Statua femminile in marmo bianco, panneggiata, rappresentante probabilmente una Vittoria alata in atto di volo discendente. La statua è acefala, ma l’incavo rivela che la testa era stata lavorata a parte. Frammentarie risultano anche le braccia e i piedi; anche la base ritrovata presenta un incavo di forma cilindrica per ospitare il fondo della statua della stessa forma. Il panneggio presenta una lavorazione accurata delle pieghe, realizzate in maniera da suggerire l’atto del volo. Inoltre il panneggio è stretto al petto da cinghie incrociate all’altezza del seno e tenute insieme da una borchia circolare rilevata a rosetta.

BAMBINO CON L’OCA

Una statua in marmo bianco raffigurante un bambino sorridente e semisdraiato, il quale abbraccia un’oca che fungeva da fontana. Infatti il becco risulta forato e da esso fuoriusciva l’acqua. La statua è stata ritrovata nella Villa “A” ed è stata restaurata.

CENTAURESSA

La statua in marmo bianco raffigura uno dei due esemplari di centauro donna mai prima d’ora rinvenuti.  Essa presenta una chioma folta e un seno scoperto. La pelle di una pecora è annodata sulla spalla destra, mentre la mano sinistra stringe una clava nodosa.E’ rappresentata nell’atto di prendere una rincorsa in quanto si sostiene sulle zampe posteriori, mentre la pancia della creatura è appoggiata a delle foglie di acanto che fungono da sostengo.
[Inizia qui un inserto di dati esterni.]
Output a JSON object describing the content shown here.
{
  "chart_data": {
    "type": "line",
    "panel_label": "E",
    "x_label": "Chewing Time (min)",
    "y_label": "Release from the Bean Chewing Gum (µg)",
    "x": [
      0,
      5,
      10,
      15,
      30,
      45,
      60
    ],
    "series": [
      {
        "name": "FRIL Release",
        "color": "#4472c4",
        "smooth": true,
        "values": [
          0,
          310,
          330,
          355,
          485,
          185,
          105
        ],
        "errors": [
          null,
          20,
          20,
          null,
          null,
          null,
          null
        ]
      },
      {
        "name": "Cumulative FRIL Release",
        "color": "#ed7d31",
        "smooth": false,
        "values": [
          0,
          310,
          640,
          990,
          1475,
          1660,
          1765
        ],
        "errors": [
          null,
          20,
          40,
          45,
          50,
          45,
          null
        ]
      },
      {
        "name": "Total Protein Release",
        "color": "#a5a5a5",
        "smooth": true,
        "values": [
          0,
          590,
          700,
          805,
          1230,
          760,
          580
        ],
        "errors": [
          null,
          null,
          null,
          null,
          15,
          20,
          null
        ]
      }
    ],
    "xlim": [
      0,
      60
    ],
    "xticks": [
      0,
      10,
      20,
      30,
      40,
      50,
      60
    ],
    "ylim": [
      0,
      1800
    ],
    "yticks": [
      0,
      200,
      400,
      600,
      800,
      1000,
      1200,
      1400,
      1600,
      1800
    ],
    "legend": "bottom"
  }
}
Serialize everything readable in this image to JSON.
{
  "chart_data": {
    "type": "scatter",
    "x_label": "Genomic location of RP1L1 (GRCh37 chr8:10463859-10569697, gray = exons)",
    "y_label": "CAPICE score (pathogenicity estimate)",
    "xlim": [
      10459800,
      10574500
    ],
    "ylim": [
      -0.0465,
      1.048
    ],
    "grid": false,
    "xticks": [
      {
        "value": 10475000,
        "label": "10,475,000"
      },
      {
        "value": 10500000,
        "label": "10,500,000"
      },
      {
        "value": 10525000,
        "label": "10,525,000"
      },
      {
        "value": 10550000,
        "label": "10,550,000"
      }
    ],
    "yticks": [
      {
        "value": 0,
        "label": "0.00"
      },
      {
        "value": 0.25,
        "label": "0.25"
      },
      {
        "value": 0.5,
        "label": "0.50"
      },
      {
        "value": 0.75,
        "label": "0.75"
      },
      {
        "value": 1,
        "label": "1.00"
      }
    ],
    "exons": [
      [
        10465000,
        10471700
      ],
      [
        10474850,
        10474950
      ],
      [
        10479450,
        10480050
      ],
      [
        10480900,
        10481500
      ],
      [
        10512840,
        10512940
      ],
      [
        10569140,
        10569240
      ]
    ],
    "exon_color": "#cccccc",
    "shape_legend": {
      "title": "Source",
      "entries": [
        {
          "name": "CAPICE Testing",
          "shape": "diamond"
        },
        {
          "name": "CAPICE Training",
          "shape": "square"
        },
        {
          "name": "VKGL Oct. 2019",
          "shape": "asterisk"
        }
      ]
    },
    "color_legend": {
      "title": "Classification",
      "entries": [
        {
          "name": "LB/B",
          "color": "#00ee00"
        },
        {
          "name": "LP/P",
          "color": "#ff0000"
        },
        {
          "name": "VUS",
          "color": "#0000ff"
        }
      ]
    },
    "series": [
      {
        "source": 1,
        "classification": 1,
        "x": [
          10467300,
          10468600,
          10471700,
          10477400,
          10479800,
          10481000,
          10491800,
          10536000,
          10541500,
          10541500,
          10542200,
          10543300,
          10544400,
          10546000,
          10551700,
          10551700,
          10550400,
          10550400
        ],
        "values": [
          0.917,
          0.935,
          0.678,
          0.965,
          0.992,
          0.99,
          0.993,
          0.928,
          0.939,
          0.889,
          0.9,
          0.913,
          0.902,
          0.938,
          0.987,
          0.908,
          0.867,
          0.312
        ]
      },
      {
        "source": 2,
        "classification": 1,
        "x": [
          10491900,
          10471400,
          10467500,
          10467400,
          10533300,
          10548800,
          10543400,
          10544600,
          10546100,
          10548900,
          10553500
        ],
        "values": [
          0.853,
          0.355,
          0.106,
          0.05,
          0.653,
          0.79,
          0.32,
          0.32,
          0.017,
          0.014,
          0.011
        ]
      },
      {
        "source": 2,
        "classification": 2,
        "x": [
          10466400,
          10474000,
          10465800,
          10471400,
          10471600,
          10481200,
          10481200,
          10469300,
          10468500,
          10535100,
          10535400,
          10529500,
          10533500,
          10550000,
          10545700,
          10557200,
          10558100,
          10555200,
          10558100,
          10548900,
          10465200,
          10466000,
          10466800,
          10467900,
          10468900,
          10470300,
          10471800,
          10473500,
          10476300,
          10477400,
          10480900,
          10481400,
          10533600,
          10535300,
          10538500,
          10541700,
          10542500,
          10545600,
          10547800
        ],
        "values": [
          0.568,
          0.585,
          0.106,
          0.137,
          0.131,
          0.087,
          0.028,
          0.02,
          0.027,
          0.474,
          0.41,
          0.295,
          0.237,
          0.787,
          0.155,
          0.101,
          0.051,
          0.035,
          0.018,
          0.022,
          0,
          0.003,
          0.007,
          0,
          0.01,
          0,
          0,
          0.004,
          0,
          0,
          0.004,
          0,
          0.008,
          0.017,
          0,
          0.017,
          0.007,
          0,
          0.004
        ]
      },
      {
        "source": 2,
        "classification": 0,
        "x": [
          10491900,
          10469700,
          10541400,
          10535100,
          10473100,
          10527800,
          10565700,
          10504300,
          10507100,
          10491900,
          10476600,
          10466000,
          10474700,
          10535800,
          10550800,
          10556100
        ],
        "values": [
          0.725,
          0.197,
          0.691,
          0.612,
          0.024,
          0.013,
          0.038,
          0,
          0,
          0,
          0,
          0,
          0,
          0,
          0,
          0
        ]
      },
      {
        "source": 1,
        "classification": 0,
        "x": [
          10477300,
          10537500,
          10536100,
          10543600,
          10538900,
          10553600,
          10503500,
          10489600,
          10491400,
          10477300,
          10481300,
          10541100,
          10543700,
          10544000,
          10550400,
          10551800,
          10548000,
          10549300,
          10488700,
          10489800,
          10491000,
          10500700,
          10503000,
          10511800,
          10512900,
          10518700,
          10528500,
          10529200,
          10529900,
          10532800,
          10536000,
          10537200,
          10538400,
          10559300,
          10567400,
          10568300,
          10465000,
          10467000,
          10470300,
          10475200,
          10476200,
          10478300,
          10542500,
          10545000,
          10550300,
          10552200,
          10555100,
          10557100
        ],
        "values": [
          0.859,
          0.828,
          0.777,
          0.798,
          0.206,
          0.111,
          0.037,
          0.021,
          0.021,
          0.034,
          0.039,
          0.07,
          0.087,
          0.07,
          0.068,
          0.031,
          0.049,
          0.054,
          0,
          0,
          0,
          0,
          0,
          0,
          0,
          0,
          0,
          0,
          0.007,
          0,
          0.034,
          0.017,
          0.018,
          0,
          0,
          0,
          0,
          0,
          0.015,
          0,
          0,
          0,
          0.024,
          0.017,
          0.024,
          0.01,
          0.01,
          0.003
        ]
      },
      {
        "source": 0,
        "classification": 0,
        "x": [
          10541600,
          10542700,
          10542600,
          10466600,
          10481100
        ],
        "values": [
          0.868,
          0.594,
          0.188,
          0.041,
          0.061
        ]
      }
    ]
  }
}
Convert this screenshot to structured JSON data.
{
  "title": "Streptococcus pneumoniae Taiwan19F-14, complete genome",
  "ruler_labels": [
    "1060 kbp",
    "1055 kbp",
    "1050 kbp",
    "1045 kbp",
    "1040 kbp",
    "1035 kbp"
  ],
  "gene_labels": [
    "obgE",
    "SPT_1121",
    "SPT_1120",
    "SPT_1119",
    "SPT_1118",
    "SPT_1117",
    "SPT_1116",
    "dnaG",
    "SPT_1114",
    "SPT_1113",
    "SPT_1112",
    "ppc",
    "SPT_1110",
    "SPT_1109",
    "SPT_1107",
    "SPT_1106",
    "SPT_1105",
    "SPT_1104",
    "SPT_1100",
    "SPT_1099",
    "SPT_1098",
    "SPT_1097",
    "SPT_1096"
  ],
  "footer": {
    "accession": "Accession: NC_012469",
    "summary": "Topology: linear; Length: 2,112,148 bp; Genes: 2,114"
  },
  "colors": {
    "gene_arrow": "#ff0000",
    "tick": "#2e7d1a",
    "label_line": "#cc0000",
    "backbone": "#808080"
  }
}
La statua è stata ritrovata nella Villa “A” e risulta essere restaurata.

CENTAURO BARBATO

La statua è in marmo bianco e rappresentante un centauro barbato, portante sul dorso la pelle di un ariete annodata per le zampe e con la testa dell’animale trattenuta sul braccio sinistro. La mano sinistra stringe una coppa, inoltre il centauro è raffigurato nel momento in cui sta per prendere una conferma, infatti è poggiato sulle zampe posteriori. Sono presenti, infine, foglie di acanto alle quali la creatura mistica si appoggia usandole come sostegno. E’ stato ritrovato nella Villa “A” e risulta essere restaurato.